Pollitz, Science 2005

Non-technical summary. Large earthquakes re-distribute stress in the crust surrounding the rupture and at deeper levels in the Earth. At depths greater than about 15 km, rocks are at high enough temperature that they flow. Consequently, any stress changes at deeper levels (whether produced by an earthquake or another source) cannot be sustained for long periods of time. The rocks must "relax" these stresses and flow in a ductile fashion, and this causes continued movements of Earth's surface that are measurable with GPS if the earthquake is sufficiently large. Many earthquakes of magnitude greater than 7 have produced such pos-tseismic motions for periods of years. Until recently the largest such earthquake that had post-seismic motions measured with GPS was the 2002 M7.9 Denali, Alaska earthquake. It produced initial post-seismic velocities of nearby GPS sites up to 300 mm/yr, or 1 mm per day.

The December 26, 2004 M9.2 Sumatra-Andaman earthquake was the largest earthquake to have occurred since 1964, and it was the largest earthquake to have occurred during the era of modern space geodesy. It produced motions exceeding 1 cm over the entire surface of the Earth. With a rupture length of about 1500 km, it is the longest known rupture to have ever occurred. The length and large slip (between 5 and 20 meters along most of the rupture) involved generated large stress changes in Earth's crust and the underlying mantle to depths of 100s of km. The initial post-seismic motions generated by the earthquake reached 2 mm per day and exceeded 1 mm per day over an area of about one million square kilometers (Figure 1). The GJI paper by Pollitz et al. re-visits the mathematical modeling of post-seismic relaxation, with additional account taken of changes in Earth's gravitational potential, and this model is compared with GPS observations of rapid post-seismic motions in Thailand, Malaysia, and Sumatra. The main conclusion is that relaxation of the asthenosphere -- the ductile rock between a depth of about 60 km and 220 km -- takes place with at least two timescales. A Burgers body rheology (Figure 2) is used to simulate this behavior. The shorter timescale of 3 months explains the rapid post-seismic motions abserved over the first 3 months, and the longer timescale of 5 years explains the more subdued post-seismic motions that continue even 1 1/2 years after the earthquake. The Burgers body rheology combined with a slip model of the Sumatra-Andaman earthquake leads to predictions of postseismic velocity and acceleration that agree well with observations (Figure 3). The existence of two timescales for relaxation of the ductile rock at depth confirms findings made after the much smaller 1999 M7.1 Hector Mine earthquake [link to Pollitz, 2003] and 2002 M7.9 Denali, Alaska earthquake [link to Pollitz, 2005].

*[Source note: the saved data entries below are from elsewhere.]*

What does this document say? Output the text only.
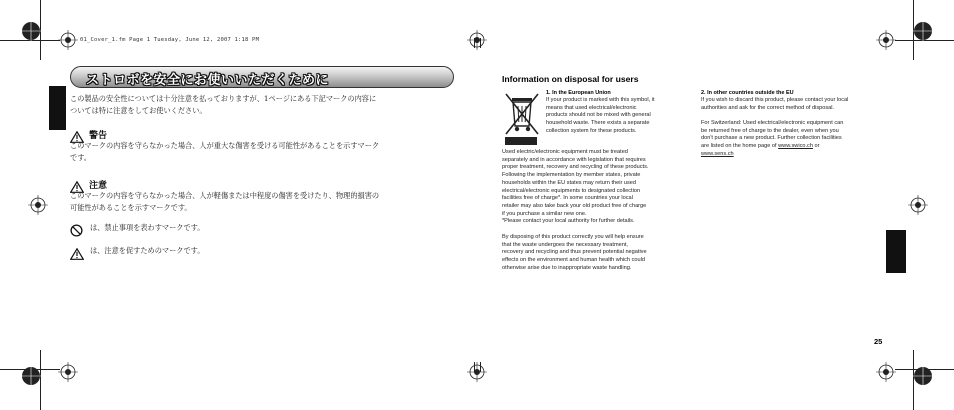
01_Cover_1.fm Page 1 Tuesday, June 12, 2007 1:18 PM
ストロボを安全にお使いいただくために
この製品の安全性については十分注意を払っておりますが、1ページにある下記マークの内容に
ついては特に注意をしてお使いください。
警告
このマークの内容を守らなかった場合、人が重大な傷害を受ける可能性があることを示すマーク
です。
注意
このマークの内容を守らなかった場合、人が軽傷または中程度の傷害を受けたり、物理的損害の
可能性があることを示すマークです。
は、禁止事項を表わすマークです。
は、注意を促すためのマークです。
Information on disposal for users
1. In the European Union
If your product is marked with this symbol, it
means that used electrical/electronic
products should not be mixed with general
household waste. There exists a separate
collection system for these products.
Used electric/electronic equipment must be treated
separately and in accordance with legislation that requires
proper treatment, recovery and recycling of these products.
Following the implementation by member states, private
households within the EU states may return their used
electrical/electronic equipments to designated collection
facilities free of charge*. In some countries your local
retailer may also take back your old product free of charge
if you purchase a similar new one.
*Please contact your local authority for further details.
By disposing of this product correctly you will help ensure
that the waste undergoes the necessary treatment,
recovery and recycling and thus prevent potential negative
effects on the environment and human health which could
otherwise arise due to inappropriate waste handling.
2. In other countries outside the EU
If you wish to discard this product, please contact your local
authorities and ask for the correct method of disposal.
For Switzerland: Used electrical/electronic equipment can
be returned free of charge to the dealer, even when you
don't purchase a new product. Further collection facilities
are listed on the home page of www.swico.ch or
www.sens.ch
25
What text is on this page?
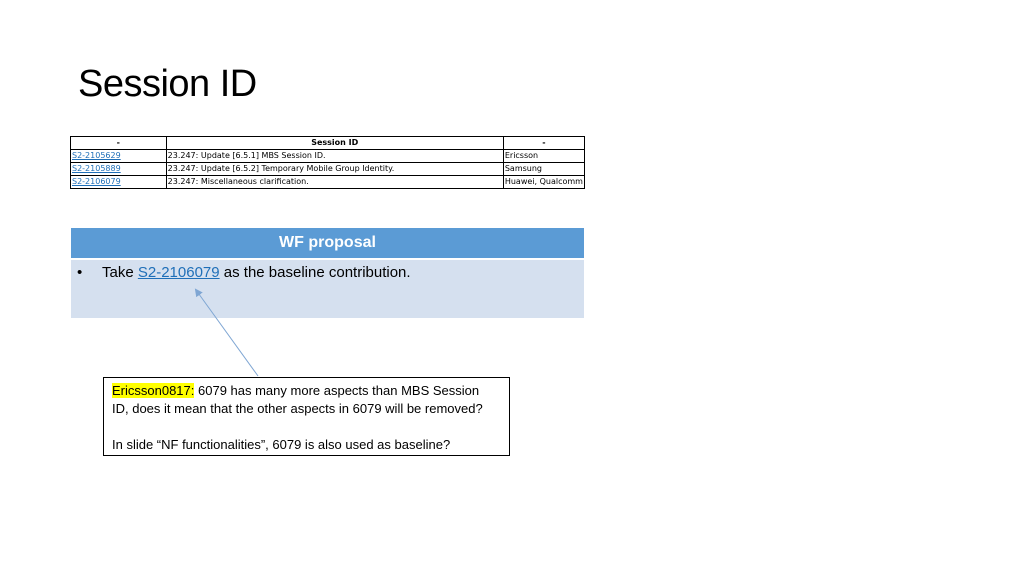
Session ID
-	Session ID	-
S2-2105629	23.247: Update [6.5.1] MBS Session ID.	Ericsson
S2-2105889	23.247: Update [6.5.2] Temporary Mobile Group Identity.	Samsung
S2-2106079	23.247: Miscellaneous clarification.	Huawei, Qualcomm
WF proposal
• Take S2-2106079 as the baseline contribution.

Ericsson0817: 6079 has many more aspects than MBS Session

ID, does it mean that the other aspects in 6079 will be removed?

In slide “NF functionalities”, 6079 is also used as baseline?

Figure 1. Calculated postseismic velocity field at Earth's surface at selected times following the 26 December 2004 Sumatra-Andaman earthquake. We use a rheology model (Figure 2) which has a Burgers body rheology in the asthenosphere, and coseismic fault Model C of Banerjee et al. (BSSA submitted, 2006).

Figure 2. Viscoelastic structure used in this study. Density, shear modulus, and bulk modulus versus depth are plotted. In addition to upper and lower mantle Maxwellian viscosities, the viscosity structure is characterized by a Burgers body rheology in the asthenosphere with Kelvin-element viscosity of 5 x 10^17 Pa s and Maxwell-element viscosity of 10^19 Pa s.

Figure 3. Predicted initial postseismic velocity and average postseismic acceleration for the first 3 months following the 26 December 2004 Sumatra-Andaman earthquakes. Superimposed are the observed velocity and acceleration vectors for several GPS sites in southeast Asia. Note that the acceleration vectors generally point in the opposite direction to the initial postseismic velocity vectors, meaning a large deceleration in elevated crustal velocities with time.